Unterschied zwischen Lebenspartnerschaft und Ehe
Rechtlich waren und sind die Ehe und eine eingetragene Lebenspartnerschaft in einigen Teilen gleichgestellt. Ehegatten schließen Eheverträge, Lebenspartner Lebenspartnerschaftsverträge. Ehegatten erhalten nachehelichen Ehegattenunterhalt, Lebenspartner nachpartnerschaftlichen Unterhalt. Unterschiede bestanden und bestehen noch in Adoptions- und Abstammungsfragen. So sollte die Anerkennung der Ehe zum Beispiel die Adoption eines nicht biologischen Kindes erleichtern.
Doch bei leiblichen Kinder hapert es noch heute. im Gesetzbuch steht.: „Mutter eines Kindes ist die Frau, die es geboren hat“ und „Vater eines Kindes ist der Mann, der zur Zeitpunkt der Geburt mit der Mutter des Kindes verheiratet ist.“ Egal ob er der biologische Vater ist oder nicht. Bekommt eine mit einer Frau verheirateten Frau ein Kind, wird die Partnerin nicht automatisch auch zur Mutter des Kindes erklärt. Sie muss sich einer aufwendigen Prüfung unterziehen und den Prozess er Stiefkindadoption durchlaufen.
„Ehe für Alle“ ist ein Erfolg
Die „Ehe für Alle“ ist durchaus erfolgreich. Laut Zahlen des statistischen Bundesamts haben im ersten vollständigen Jahr 2018, in dem die Eheschließung möglich war, rund 37.000 gleichgeschlechtliche Paare in Deutschland geheiratet. Im Jahr 2019 stieg die Zahl auf 52.000 Eheschließungen, im Jahr 2020 auf 163.000. Die Anzahl der eingetragenen Lebenspartnerschaften unter Männern und Frauen ging hingegen zurück.
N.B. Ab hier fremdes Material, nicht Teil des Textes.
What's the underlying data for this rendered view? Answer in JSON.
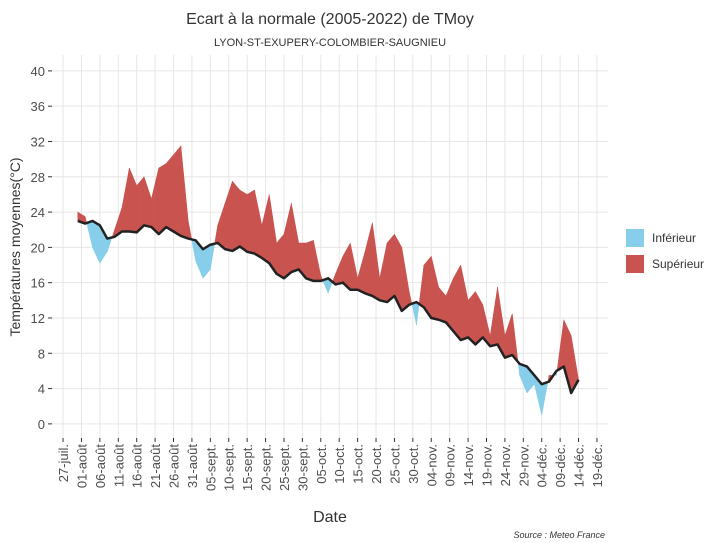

Doch wie viele Menschen haben das Recht an Rhein und Ruhr in Anspruch genommen? Die Städte gehen jeweils anders mit der Datenerhebung um.
Seit Beginn 550 Eheschließungen in Essen
So unterscheiden Essen und Dinslaken zwischen Eheschließung und Umwandlung. In Essen wurden Ende 2017 und 2018 vor allem zur Umwandlung einer eingetragene Lebenspartnerschaft in eine Ehe genutzt. In der ersten Zeit kam es so zu 177 Übertragungen aber auch 277 neuen Eheschließungen. Davon waren 157 Paare Männer und 120 Paare Frauen. 2019, 2020 und 2021 lag der Fokus auf neuen Eheschließungen. Bis Ende November dieses Jahrs gab es 254 Umwandlungen einer eingetragener Lebenspartnerschaft in eine Ehe und 550 neue Eheschließungen. Davon 253 Frauenpaare und 297 Männerpaare.
Dinslaken zählt die „Ehe für Alle“ dagegen erst ab 2018. Hier gab es 13 Umwandlungen, vier Eheschließungen zwischen zwei Männern und 15 Eheschließungen zwischen zwei Frauen. Im Jahr darauf kam es zu fünf Umwandlungen, fünf Eheschließungen zwischen Männern und vier zwischen Frauen. Im Coronjahr ließ die Hochzeitslust sichtbar nach. So gab es 2020 eine Umwandlung und drei Ehe zwischen Männern und keine zwischen zwei Frauen. In diesem Jahr kam es nur zu drei Eheschließungen zwischen Männern.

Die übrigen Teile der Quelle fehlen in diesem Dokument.